Ex Aeropostale Exec Guilty in Kickback Case

Christopher Finazzo, a former vice president at Aéropostale, Inc., a national mall-based specialty clothing retailer headquartered in Manhattan, was convicted by a federal jury in Brooklyn on all sixteen counts for receiving more than $25 million in kickbacks from Douglas Dey, the owner of South Bay Apparel, Inc., previously a major clothing supplier of Aéropostale.

The jury’s verdict followed a three-week long trial in federal court in Brooklyn, New York, before Judge Roslynn R. Mauskopf.

Finazzo was convicted of one count of conspiracy, fourteen counts of mail fraud, and one count of wire fraud.

On Monday, April 29, 2013, the government will present its case to forfeit more than $21 million, two investment accounts, and four pieces of real property from Finazzo.

Douglas Dey pled guilty on September 27, 2012, to conspiracy to bribe Finazzo.

The evidence at trial established that Finazzo and Dey entered into a fraudulent scheme in which Finazzo caused Aéropostale to buy more than $350 million in t-shirt and fleece merchandise from South Bay in exchange for payments from Dey of approximately 50% of South Bay’s profits.

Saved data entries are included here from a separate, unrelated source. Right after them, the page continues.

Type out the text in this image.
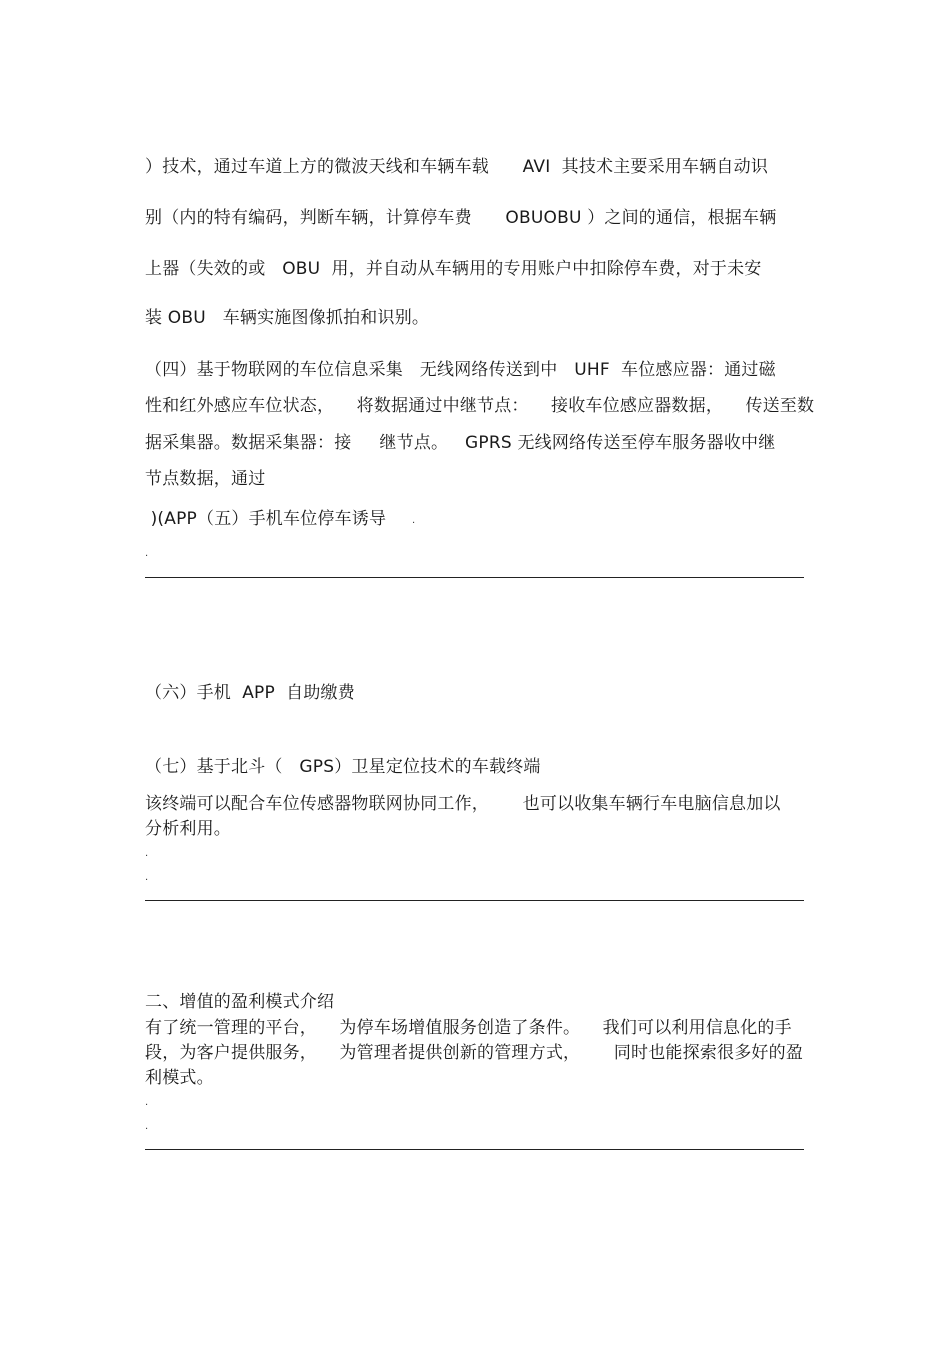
）技术，通过车道上方的微波天线和车辆车载      AVI  其技术主要采用车辆自动识
别（内的特有编码，判断车辆，计算停车费      OBUOBU ）之间的通信，根据车辆
上器（失效的或   OBU  用，并自动从车辆用的专用账户中扣除停车费，对于未安
装 OBU   车辆实施图像抓拍和识别。
（四）基于物联网的车位信息采集   无线网络传送到中   UHF  车位感应器：通过磁
性和红外感应车位状态，    将数据通过中继节点：    接收车位感应器数据，    传送至数
据采集器。数据采集器：接     继节点。   GPRS 无线网络传送至停车服务器收中继
节点数据，通过
)(APP（五）手机车位停车诱导	.
.
（六）手机  APP  自助缴费
（七）基于北斗（   GPS）卫星定位技术的车载终端
该终端可以配合车位传感器物联网协同工作，      也可以收集车辆行车电脑信息加以
分析利用。
.
.
二、增值的盈利模式介绍
有了统一管理的平台，    为停车场增值服务创造了条件。    我们可以利用信息化的手
段，为客户提供服务，    为管理者提供创新的管理方式，      同时也能探索很多好的盈
利模式。
.
.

Finazzo was Aéropostale’s head merchant from July 1996 until his termination by Aéropostale on November 7, 2006.

While receiving approximately $20 million in salary, bonus, and stock options for the approximately 10 years that Finazzo worked at Aeropostale, Finazzo received more than $25 million in kickbacks from approximately June 2002 through November 2006 from Dey through C&D Retail Consultants, Inc., a company controlled by Finazzo, and through other companies Finazzo jointly owned with Dey.

In 2005 alone, at the peak of the business between Aéropostale and South Bay, Finazzo received more than $13 million in kickbacks from South Bay.

Throughout the course of the scheme, Finazzo and Dey concealed the kickbacks from Aéropostale and its employees, causing Aéropostale to lose profits and negatively impacting employee bonus amounts.

Because Finazzo falsely stated in numerous company questionnaires that he was not engaged in any related-party transactions, Aéropostale falsely reported in its SEC filings that the company did not engage in such transactions.

Aéropostale is a publicly traded company on the New York Stock Exchange.

At trial, the government proved that Finazzo defrauded Aéropostale by preventing Aéropostale from seeking lower prices for merchandise it purchased from South Bay, preventing Aéropostale from selecting other vendors who had better price and quality, and by causing Aéropostale to pay higher prices on merchandise it purchased from South Bay.

For example, Finazzo’s unyielding commitment to placing t-shirt orders with South Bay caused him to repeatedly rebuff Aéropostale’s CEO’s direction that 25% of the t-shirt orders be placed with overseas vendors at a much lower cost. Finazzo did this to maintain his illegal kickbacks from South Bay.

“We have all heard the saying ‘money does not buy happiness,’ and today’s verdict is case in point for that maxim. Christopher Finazzo had a great job that paid him millions of dollars, but this honest living was apparently not enough to satisfy his greed. As the evidence at trial showed, he schemed to steal from Aéropostale and to receive more than $25 million in illegal kickbacks from a supplier,” said United States Attorney Lynch.

Finazzo faces a sentence of up to 20 years’ imprisonment for each of the fourteen counts of mail fraud and the one count of wire fraud, and up to five years’ imprisonment for the conspiracy count.

Douglas Dey faces a maximum sentence of five years.